GROUARD

NAME: Grouard
COUNTY: N/A
ROADS: 4WD
GRID: 2
CLIMATE: Mild summer,cold winter
BEST TIME TO VISIT: Summer
COMMENTS: Northern Alberta
REMAINS: A few current residents.
The village, named after Bishop Emile Grouard in 1909 who spent nearly 70 years in the north administering to Indians and Eskimos, owed its beginning to the fur trade in the early 1800s. Grouard was a picturesque town in those early days with its whitewashed log cabins of the Metis and its Mounted Police barracks.
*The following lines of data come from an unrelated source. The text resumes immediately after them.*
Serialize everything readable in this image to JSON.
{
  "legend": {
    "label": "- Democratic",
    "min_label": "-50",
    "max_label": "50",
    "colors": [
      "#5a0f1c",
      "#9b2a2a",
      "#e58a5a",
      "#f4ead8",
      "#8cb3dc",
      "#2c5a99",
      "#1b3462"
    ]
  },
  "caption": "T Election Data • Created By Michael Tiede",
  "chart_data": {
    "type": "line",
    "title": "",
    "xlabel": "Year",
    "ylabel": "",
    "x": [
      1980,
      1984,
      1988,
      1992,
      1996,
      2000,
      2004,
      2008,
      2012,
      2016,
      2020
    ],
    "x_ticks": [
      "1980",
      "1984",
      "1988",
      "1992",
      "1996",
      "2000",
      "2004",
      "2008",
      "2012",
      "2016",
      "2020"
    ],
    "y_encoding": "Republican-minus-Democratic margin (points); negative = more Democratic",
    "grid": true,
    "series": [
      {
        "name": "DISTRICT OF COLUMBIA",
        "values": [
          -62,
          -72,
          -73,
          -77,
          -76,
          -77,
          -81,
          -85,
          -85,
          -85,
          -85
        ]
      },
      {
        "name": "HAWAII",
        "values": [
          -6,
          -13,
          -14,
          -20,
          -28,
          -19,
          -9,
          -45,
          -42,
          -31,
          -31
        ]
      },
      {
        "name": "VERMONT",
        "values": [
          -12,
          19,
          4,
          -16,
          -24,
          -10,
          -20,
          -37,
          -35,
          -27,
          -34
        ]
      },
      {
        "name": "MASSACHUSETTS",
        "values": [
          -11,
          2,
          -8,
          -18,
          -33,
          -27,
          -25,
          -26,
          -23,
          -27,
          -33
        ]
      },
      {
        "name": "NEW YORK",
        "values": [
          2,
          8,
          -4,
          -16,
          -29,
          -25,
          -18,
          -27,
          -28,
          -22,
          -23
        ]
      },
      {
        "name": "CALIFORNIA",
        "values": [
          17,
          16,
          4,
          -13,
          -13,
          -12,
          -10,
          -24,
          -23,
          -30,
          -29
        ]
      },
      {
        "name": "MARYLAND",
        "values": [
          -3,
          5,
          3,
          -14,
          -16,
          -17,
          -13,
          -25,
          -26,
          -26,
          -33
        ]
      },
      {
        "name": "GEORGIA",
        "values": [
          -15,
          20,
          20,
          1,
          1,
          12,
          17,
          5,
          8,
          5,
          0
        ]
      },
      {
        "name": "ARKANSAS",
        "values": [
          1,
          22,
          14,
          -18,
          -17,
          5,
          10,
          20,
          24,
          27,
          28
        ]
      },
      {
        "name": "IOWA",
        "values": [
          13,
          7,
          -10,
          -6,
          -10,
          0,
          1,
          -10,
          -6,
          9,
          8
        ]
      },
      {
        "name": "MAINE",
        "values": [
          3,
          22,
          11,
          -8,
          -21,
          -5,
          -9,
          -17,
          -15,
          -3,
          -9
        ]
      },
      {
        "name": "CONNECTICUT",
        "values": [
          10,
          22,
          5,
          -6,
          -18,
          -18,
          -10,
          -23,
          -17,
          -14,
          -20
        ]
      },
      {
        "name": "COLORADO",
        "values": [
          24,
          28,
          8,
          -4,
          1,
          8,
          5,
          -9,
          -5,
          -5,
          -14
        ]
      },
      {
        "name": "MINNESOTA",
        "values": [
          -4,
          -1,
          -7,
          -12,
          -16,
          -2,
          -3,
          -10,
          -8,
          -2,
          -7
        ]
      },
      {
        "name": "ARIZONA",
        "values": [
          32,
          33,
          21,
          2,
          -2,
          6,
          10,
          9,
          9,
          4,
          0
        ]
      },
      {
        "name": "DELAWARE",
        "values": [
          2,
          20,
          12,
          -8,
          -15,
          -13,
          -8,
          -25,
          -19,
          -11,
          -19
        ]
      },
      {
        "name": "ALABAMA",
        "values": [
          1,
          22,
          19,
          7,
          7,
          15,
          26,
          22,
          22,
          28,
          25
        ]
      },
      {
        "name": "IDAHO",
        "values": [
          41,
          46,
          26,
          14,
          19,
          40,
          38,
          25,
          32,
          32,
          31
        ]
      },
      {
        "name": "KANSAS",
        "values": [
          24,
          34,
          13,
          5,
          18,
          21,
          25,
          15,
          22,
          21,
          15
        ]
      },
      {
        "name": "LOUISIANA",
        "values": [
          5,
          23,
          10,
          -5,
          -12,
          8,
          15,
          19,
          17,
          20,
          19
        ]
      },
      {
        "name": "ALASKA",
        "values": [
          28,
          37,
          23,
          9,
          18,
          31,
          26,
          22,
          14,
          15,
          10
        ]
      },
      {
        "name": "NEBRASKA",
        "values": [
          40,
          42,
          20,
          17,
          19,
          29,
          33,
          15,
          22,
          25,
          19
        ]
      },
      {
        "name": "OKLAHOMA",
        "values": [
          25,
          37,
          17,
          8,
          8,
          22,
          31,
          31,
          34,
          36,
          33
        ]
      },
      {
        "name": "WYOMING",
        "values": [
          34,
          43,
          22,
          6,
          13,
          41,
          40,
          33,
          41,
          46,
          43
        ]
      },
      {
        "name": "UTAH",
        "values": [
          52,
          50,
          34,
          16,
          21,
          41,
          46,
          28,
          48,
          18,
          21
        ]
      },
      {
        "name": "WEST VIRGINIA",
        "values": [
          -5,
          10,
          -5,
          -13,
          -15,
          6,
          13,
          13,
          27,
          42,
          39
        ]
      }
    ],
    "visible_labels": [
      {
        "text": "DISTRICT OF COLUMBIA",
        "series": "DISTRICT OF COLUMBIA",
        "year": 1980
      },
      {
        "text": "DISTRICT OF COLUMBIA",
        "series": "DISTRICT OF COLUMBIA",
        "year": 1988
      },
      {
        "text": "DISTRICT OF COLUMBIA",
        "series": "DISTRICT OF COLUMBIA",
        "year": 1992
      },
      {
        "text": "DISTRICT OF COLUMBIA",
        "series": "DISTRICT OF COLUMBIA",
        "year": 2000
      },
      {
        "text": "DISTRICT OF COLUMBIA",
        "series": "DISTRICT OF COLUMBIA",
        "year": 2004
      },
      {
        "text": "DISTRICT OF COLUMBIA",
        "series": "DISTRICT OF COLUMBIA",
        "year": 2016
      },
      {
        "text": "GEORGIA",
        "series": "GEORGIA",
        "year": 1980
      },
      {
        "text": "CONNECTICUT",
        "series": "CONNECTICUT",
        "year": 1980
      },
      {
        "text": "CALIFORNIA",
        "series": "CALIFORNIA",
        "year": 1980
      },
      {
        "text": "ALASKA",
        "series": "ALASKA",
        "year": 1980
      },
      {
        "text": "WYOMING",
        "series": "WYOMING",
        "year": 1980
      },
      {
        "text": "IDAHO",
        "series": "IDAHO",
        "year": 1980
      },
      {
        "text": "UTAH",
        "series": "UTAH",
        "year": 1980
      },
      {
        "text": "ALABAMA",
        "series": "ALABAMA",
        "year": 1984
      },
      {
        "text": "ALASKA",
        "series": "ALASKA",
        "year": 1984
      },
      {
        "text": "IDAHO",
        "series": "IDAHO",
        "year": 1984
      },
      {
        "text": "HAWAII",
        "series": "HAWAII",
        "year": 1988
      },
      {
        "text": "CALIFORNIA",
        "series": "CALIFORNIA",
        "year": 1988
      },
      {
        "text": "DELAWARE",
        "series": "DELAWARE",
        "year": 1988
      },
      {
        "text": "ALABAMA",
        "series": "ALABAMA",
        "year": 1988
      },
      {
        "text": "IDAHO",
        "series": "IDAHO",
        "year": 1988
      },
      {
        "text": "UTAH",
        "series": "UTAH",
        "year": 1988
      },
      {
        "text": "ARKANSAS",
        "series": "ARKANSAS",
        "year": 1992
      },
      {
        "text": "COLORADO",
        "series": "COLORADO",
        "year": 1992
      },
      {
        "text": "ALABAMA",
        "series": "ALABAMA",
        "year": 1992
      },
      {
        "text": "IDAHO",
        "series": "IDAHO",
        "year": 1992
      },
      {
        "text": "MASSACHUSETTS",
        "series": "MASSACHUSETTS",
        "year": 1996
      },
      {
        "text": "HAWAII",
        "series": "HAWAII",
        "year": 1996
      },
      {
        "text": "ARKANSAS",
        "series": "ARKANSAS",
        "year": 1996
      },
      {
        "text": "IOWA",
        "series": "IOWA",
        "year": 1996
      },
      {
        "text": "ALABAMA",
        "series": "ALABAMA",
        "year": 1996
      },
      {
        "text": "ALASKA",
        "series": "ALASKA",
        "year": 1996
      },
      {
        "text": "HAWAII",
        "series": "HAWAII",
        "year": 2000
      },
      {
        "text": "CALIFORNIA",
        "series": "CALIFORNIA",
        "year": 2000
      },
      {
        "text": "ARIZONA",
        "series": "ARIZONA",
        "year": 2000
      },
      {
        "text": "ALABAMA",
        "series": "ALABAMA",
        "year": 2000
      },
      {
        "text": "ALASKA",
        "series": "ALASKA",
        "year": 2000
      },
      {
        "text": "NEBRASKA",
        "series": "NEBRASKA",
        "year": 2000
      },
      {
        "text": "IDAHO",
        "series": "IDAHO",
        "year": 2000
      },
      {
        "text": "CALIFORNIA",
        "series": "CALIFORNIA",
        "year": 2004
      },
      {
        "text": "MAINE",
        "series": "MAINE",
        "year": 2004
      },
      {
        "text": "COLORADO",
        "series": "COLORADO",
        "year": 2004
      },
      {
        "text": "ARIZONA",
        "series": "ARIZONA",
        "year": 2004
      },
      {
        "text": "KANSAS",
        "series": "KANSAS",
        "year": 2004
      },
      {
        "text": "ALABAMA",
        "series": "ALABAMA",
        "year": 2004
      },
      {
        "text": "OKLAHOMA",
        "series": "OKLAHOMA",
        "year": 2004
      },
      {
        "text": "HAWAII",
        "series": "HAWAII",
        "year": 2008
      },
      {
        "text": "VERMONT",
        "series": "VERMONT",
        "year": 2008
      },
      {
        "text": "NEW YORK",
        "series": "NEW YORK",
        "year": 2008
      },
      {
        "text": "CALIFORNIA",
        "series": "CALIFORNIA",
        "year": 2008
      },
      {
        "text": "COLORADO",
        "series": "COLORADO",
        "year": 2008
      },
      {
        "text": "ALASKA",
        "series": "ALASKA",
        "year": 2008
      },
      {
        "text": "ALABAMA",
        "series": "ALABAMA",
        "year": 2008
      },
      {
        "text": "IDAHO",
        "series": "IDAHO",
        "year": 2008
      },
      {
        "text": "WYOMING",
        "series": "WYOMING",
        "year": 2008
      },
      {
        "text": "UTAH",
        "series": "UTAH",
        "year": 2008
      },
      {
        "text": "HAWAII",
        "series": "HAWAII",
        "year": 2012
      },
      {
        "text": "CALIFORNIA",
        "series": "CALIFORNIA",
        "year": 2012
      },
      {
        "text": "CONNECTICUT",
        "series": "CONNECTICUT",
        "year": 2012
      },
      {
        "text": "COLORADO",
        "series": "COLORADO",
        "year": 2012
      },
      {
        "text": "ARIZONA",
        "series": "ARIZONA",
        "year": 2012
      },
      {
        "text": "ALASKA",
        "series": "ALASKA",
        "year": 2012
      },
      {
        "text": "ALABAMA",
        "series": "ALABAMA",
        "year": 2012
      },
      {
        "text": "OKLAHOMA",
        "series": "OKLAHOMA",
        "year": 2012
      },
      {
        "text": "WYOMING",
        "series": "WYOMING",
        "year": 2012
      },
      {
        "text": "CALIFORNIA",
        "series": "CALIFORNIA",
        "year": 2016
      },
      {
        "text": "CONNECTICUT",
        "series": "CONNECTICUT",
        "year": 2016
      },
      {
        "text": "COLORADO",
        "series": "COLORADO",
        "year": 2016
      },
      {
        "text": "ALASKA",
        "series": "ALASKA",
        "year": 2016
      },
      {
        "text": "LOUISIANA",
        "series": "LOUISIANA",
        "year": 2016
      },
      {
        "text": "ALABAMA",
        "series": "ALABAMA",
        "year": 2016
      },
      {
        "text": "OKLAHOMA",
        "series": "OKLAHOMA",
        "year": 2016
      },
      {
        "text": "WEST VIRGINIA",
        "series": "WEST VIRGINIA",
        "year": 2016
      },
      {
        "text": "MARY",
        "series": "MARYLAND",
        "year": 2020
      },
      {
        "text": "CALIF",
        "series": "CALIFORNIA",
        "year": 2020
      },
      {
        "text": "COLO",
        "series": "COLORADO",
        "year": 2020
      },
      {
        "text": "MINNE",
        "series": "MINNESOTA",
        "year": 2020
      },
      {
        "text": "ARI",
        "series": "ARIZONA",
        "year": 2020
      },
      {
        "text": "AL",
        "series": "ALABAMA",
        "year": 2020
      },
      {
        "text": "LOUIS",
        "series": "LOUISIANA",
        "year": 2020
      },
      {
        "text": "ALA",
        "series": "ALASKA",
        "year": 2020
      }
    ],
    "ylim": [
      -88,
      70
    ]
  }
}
The village had Anglican and Catholic missions and an attractive hospital with white paint and red roof. It was primarily a Metis town at the turn of the century. With its gregariousness and love of music and dancing, a dance or party could be found almost any night. By 1914, there were no less than 22 stores of various sizes in Grouard plus several hotels and restaurants. It claimed a population of 2000 and even had its own newspaper. The railway people choose to bypass the town 12 miles to the south and the town’s future was in doubt. Today, Grouard is a quit little village a dozen or so miles north of the pavement of Highway 2 where the ghost town lover can spend some time contemplating its colorful history on the north shore of Buffalo Bay.